A key component of flow is finding a large, uninterrupted chunk of time in which to work. It’s also something that can be difficult to do here at a lot of workplaces. Mine is a 24/7 company, and the nature of our business requires frequent interruptions and thus many of us are in a near constant state of context switching. Between phone calls, emails, and instant messaging, we’re sure to be interrupted many times an hour if we’re constantly keeping up with them. What’s more, some of those interruptions will be high priority and require immediate attention. Plus, many of us have large amounts of meetings on our calendars which only makes it more difficult to concentrate on something important.

Tell me if this sounds familiar: You wake up early and during your morning routine, you plan out what you need to get done at work today. Let’s say you figure you can get 4 tasks done during the day. Then you arrive at work to find 3 voice messages and around a hundred emails and by the end of the day, you’ve accomplished about 15 tasks, none of which are the 4 you had originally planned to do. I think this happens more often than we care to admit.

Another example, if it’s 2:40 pm and I know I have a meeting at 3 pm – should I start working on a task I know will take me 3 solid hours or so to complete? Probably not. I might be able to get started and make some progress, but as soon my brain starts firing on all cylinders, I’ll have to stop working and head to the meeting. Even if I did get something accomplished during those 20 minutes, chances are when I get back to my desk to get started again, I’m going to have to refamiliarize myself with the project and what I had already done before proceeding.

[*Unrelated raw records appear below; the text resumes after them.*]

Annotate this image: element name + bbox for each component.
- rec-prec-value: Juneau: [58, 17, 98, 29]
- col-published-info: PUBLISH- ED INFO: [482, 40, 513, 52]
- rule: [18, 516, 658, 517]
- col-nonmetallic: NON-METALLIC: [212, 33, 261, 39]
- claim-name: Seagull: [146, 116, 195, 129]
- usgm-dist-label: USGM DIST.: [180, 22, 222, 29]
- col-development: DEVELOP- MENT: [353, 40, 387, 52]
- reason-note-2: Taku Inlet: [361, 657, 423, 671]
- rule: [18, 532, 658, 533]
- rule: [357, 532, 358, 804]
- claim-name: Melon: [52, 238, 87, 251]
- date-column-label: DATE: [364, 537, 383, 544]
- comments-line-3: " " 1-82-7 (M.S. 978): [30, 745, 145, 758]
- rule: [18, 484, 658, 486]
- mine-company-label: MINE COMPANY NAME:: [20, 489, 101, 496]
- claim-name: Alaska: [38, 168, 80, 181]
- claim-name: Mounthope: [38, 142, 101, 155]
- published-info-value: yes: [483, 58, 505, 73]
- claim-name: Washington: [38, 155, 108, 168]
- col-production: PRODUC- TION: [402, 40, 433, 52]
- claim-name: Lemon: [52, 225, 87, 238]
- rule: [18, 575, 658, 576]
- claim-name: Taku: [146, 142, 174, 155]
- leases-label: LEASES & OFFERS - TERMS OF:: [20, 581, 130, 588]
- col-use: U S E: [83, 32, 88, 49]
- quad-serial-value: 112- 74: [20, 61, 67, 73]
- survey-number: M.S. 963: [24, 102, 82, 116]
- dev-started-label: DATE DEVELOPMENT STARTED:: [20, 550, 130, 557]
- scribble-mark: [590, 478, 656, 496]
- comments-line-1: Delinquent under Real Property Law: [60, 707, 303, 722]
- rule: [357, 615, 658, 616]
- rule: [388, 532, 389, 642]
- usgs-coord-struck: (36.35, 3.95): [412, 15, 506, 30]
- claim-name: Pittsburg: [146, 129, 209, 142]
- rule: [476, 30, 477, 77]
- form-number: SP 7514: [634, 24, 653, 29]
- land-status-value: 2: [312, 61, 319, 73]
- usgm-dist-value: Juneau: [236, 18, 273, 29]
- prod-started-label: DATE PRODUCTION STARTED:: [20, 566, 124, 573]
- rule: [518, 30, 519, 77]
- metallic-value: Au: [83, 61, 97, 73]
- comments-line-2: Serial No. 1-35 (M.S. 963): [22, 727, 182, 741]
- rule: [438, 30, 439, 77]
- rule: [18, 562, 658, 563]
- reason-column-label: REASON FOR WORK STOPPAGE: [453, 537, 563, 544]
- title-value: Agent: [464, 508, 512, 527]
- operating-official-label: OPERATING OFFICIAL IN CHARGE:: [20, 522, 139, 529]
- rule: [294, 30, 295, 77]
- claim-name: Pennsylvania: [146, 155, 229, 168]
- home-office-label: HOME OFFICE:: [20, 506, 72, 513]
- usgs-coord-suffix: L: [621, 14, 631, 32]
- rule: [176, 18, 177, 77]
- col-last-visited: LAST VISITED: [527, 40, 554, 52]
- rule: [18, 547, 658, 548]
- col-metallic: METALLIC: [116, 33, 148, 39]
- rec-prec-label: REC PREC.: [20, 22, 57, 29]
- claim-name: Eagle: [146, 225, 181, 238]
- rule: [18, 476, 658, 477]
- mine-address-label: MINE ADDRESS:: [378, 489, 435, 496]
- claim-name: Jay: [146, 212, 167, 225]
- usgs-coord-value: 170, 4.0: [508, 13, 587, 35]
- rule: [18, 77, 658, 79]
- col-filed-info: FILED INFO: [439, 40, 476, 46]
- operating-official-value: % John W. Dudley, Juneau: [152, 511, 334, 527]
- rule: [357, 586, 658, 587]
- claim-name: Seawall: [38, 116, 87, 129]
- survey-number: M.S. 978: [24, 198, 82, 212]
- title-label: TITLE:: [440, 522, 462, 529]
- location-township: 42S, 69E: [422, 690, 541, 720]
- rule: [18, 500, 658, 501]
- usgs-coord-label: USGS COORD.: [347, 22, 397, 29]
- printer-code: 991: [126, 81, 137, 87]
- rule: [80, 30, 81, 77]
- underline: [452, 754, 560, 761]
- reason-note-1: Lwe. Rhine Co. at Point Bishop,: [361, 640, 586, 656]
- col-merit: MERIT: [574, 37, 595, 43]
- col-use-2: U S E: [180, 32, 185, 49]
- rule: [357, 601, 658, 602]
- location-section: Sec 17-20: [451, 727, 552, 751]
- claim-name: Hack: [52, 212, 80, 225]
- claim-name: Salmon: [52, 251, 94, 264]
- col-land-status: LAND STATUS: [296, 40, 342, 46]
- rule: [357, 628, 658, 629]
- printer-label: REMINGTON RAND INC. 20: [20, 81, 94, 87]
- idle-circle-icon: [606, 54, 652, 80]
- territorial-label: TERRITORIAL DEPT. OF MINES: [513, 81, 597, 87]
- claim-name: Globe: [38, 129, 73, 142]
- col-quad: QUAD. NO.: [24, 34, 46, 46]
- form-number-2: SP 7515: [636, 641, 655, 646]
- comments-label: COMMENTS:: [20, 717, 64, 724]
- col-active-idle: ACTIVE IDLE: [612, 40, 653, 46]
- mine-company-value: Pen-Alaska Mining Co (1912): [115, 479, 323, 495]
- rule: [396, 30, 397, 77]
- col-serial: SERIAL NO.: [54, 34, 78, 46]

Of course, none of what I’m saying here is especially new, but in today’s world it can be useful to remind ourselves that we don’t need to always be connected or constantly monitoring emails, RSS, facebook, twitter, etc… Those things are excellent ways to keep in touch with friends or stay on top of a given topic, but they tend to split attention in many different directions. It’s funny, when you look at a lot of attempts to increase productivity, efforts tend to focus on managing time. While important, we might also want to spend some time figuring out how we manage our attention (and the things that interrupt it).

(Note: As long and ponderous as this post is, it’s actually part of a larger series of posts I have planned. Some parts of the series will not be posted here, as they will be tailored towards the specifics of my workplace, but in the interest of arranging my interests in parallel (and because I don’t have that much time at work dedicated to blogging on our intranet), I’ve decided to publish what I can here. Also, given the nature of this post, it makes sense to pursue interests in my personal life that could be repurposed in my professional life (and vice/versa).)